Linda Pongutá
Bogotá, Colombia, 1989
Lives and works in Bogotá
I investigate and reinterpret delicate political matters such as corruption, the state's abuse in the jungle territories, and the inequality that arises from that. I have been to the ruins of the telecommunications company Telecom, carrying out research and an intervention that led me to question myself about what is left behind in people and places as capitalist technology sweeps them away. This process continues with a revision of commercial and labor union videos that I came across in the building.
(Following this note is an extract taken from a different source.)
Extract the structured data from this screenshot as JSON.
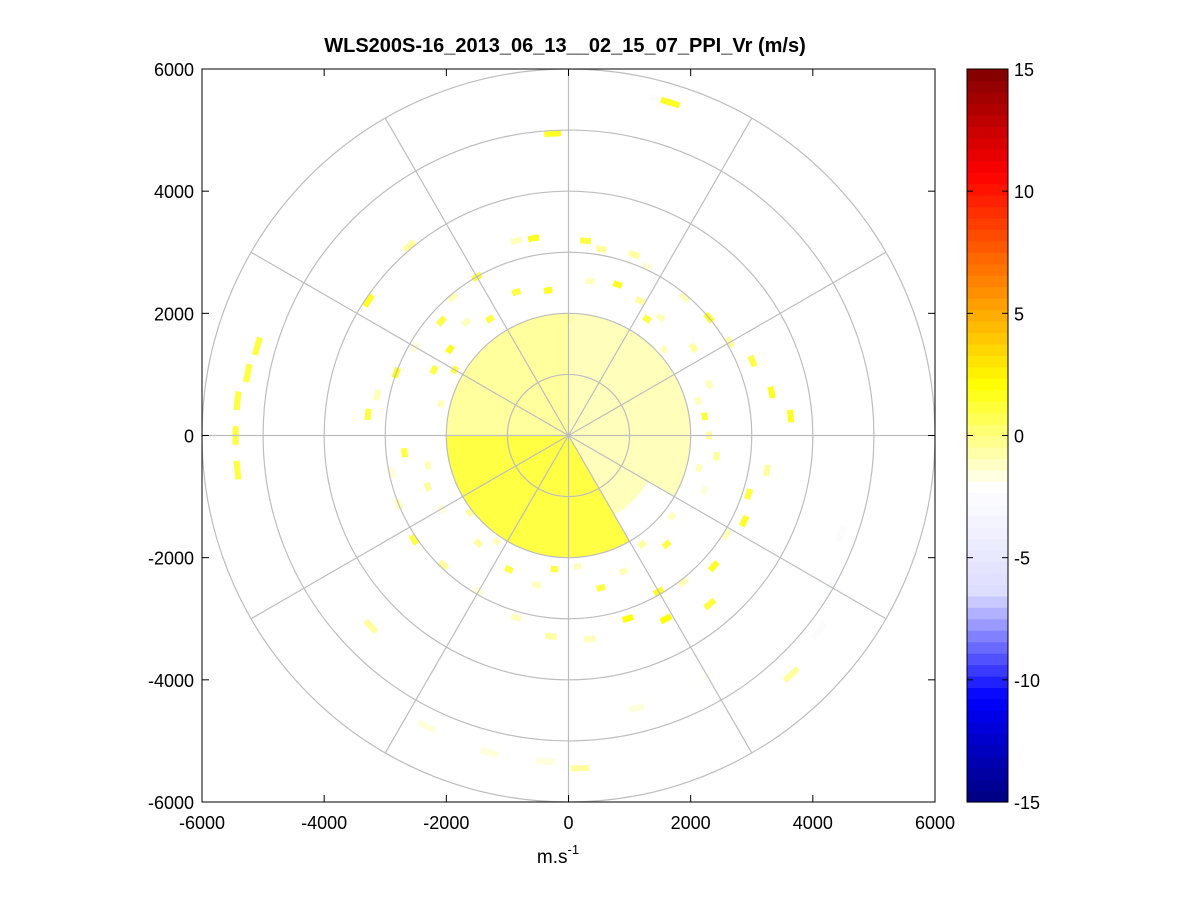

Two years ago I carried out an intervention at an abandoned pasta factory called "Pastas el Gallo," (Rooster Pastas) located in a marginal neighborhood in Bogota's downtown area, for an exhibition that was part of the 45th National Artists Salon. Today, I reaffirm my identity as Muysca in order to extract thread from the industrial system. I choose the heaviest and most worn out fibers with the intention of attaining and sustaining the weight of nature as it deteriorates. I seek to relate medicinal indigenous plants by halting, deforming, and contradicting industrial objects and materials, taking them to stages of transfiguration where what is up falls and what lies on the ground emerges. In the germinal, I find (what's found in the indigenous underworld) a state where it isn't possible to achieve destiny, but halfway there, the possibility of corroding the structure of the established appears.